Our learning in Autumn 2 focused on animals including humans – more specifically, the human circulatory system. We explored how blood is transported around the body and how this helps to provide our bodies with the nutrients that it needs. We spent some time investigating the heart by learning about the function of the heart and how exercise affects your heart rate. We enjoyed carrying out an investigation into this area and found that as you increase the amount of exercise you do, you also increase your heart rate. We learned about the importance of a healthy lifestyle and how factors such as diet, exercise and drugs can have an impact.
Autumn 2018
This term we have been looking at the properties of electricity in a context of creating a burglar alarm. The children developed skills in working scientifically to investigate how electric circuits work. They looked at circuits using bulbs, buzzers, switches and voltage of cells in a circuit. It was great fun experimenting with the components needed to sound the burglar alarm!
We have also been experimenting within the topic of light. The children learnt that light travels in straight lines and investigated how this causes shadows. They used torches to examine how the position of the light affects the shape and direction of the shadow. We also really enjoyed making our own periscopes! This showed us how light bounces off objects and into our eyes.
Summer 2018
This term, year 6 have been learning about living things in their environments. The children classified animals according to specific characteristics (for example 2 legs/more than 2 legs or mammal/not mammal), created a classification system and identified the features of mammals, reptiles, crustaceans and the other animal groups. They really enjoyed creating a new creature which had features of more than one animal group, which they then had to describe.
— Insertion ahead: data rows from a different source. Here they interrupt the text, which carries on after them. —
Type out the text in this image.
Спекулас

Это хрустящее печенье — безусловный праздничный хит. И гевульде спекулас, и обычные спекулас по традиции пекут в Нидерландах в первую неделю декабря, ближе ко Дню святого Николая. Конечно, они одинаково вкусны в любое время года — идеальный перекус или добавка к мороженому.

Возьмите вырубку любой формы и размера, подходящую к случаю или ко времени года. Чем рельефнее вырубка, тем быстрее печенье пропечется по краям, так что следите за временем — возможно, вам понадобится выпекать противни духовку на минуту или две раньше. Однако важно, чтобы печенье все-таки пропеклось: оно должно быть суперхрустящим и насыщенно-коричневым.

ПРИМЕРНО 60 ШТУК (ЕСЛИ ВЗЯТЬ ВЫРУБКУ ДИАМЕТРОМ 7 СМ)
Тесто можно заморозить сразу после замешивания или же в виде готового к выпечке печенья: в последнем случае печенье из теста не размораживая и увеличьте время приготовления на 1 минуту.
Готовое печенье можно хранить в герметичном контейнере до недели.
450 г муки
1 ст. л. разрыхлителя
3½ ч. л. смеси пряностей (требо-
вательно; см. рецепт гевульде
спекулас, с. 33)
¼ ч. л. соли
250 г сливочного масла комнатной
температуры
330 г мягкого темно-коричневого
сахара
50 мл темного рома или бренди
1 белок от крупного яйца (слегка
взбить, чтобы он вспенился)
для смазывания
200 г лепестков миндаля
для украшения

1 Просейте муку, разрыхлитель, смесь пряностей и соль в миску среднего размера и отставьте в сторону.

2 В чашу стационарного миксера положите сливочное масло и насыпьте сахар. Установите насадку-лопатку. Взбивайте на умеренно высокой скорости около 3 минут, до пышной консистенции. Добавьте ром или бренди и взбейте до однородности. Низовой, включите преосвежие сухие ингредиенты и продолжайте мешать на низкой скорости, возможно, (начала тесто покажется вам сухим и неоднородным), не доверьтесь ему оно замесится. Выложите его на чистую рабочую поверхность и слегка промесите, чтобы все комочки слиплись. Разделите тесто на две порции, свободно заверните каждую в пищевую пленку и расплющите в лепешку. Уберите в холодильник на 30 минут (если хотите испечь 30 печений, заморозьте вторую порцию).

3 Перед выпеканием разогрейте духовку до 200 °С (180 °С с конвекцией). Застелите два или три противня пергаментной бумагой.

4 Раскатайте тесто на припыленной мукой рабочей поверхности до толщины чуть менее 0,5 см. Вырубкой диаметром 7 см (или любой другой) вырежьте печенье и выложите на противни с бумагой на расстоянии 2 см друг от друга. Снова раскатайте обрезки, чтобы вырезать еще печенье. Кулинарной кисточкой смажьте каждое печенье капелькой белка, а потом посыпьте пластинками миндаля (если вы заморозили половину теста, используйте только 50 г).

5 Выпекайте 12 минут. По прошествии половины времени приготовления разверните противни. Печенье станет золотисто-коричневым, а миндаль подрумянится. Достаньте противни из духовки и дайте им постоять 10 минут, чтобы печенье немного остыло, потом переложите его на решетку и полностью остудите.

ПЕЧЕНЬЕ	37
We also learnt about micro-organisms, in particular viruses, bacteria and fungi, and planned and carried out an investigation into the conditions which best encourage the growth of mould on bread.
Year 6 have also done some cross curricular work involving art, as we studied and sketched plants living in their habitats within the school environment. In addition, we enjoyed learning about fingerprints and how they are used to solve crimes on our STEM day in June. We then used our own finger prints to create some pictures.